Septembre 2006.
Je te revois encore, sur le pavé de l’entrée de la maison avec ton sourire coquin et le visage plein de soleil. Tu prenais enfin le chemin de l’école. Enfin, parce que de voir quitter ton grand frère depuis 2 ans piquait ton immense curiosité et titillait ton impatience de découvrir. C’était maintenant TON tour, le début de ton propre chemin.
Ce mois de septembre était un mois de grand chamboulement pour nous tous. Le mois où j’espérais le retour au calme de l’éclatement de notre famille que j’avais tant mis d’effort et de joie à construire. Comme reposait sur mes décisions le choix d’un autre parcours, il me fallait rester forte pour vous trois, ne pas atténuer votre joie d’être des enfants, ne pas laisser la colère et la tristesse de tout le monde détruire vos petits mondes.
À cette époque il me venait surtout de lourds moments, craignant ce que les uns prédisaient : « Tu vas briser le futur de tes enfants » … et ils nous examinaient tous comme des vautours attendant notre chute.
Et la chute ne s’est pas invitée dans notre nouvelle vie.
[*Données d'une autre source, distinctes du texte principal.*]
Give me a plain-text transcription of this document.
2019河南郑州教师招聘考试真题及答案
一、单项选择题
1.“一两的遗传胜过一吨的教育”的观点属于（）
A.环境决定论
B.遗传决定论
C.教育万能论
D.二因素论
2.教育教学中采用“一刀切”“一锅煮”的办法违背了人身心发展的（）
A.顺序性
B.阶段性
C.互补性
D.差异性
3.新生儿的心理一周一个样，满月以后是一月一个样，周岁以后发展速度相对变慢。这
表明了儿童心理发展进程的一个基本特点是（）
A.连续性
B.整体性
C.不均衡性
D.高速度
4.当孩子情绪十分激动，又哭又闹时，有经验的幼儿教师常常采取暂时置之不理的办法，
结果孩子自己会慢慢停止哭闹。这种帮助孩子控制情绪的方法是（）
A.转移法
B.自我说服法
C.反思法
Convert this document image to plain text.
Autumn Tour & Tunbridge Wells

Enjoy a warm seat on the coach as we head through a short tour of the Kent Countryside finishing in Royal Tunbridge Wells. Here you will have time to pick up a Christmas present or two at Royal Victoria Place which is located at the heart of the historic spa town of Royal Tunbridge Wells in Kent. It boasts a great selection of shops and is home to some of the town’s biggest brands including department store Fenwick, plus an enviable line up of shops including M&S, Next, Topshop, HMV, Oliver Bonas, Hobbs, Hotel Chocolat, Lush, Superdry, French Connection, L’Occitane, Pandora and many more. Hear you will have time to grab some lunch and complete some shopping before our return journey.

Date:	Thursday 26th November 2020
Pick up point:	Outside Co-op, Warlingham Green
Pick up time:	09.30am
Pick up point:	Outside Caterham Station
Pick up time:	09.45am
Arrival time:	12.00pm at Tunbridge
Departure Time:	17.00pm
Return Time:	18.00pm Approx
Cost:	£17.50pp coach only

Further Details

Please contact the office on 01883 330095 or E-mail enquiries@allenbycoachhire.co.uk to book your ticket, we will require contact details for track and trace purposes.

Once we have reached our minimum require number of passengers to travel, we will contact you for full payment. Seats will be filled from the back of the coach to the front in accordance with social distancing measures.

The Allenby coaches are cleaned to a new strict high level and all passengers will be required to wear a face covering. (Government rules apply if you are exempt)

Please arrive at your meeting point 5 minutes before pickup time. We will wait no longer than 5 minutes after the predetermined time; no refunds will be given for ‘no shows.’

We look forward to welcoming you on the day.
Ce sont plutôt invités des moments tricotés serrés, parfois épuisants, parfois riches de rires, de voyages, de repas partagés, de ré-apprivoisement à tous nous faire aimer. À protéger notre amour. À tous se construire NOTRE famille. 12 ans plus tard... on s'en sort pas si mal, hein Fafafé??
Lorsque je regarde cette photo de toi, future écolière, future dévoreuse de connaissances et travaillante acharnée, (le sachant parce que tu m’annonçais déjà tes couleurs depuis l’âge tendre de 2 ans « C’est ma vie, maman! ») je savais que tu étais toi aussi une battante. Que tu m’aiderais à avancer, que tu serais une de mes 3 précieuses écoles de vie. Je te remercie.
Je sais que tu sais que je t’aime. Mais je ne t’aime pas juste parce que tu es merveilleuse, intelligente, accomplie, vivante… je t’aime parce que tu me fais confiance d’être à tes côtés en tant que maman. Car au fond, une maman, c’est comme une amie-conseillère-confidente-accompagnante dans l’ombre. Et surtout ne faire ombrage mais diriger sur toi les projecteurs. Pour te faire grande, grande, grande. Tu es si grande, Poulette!
Alors, sur cette grande histoire de ma « petite finissante » (ou était-ce plutôt le contraire), je t’offre mes plus grandes félicitations pour la fin de tes études secondaires.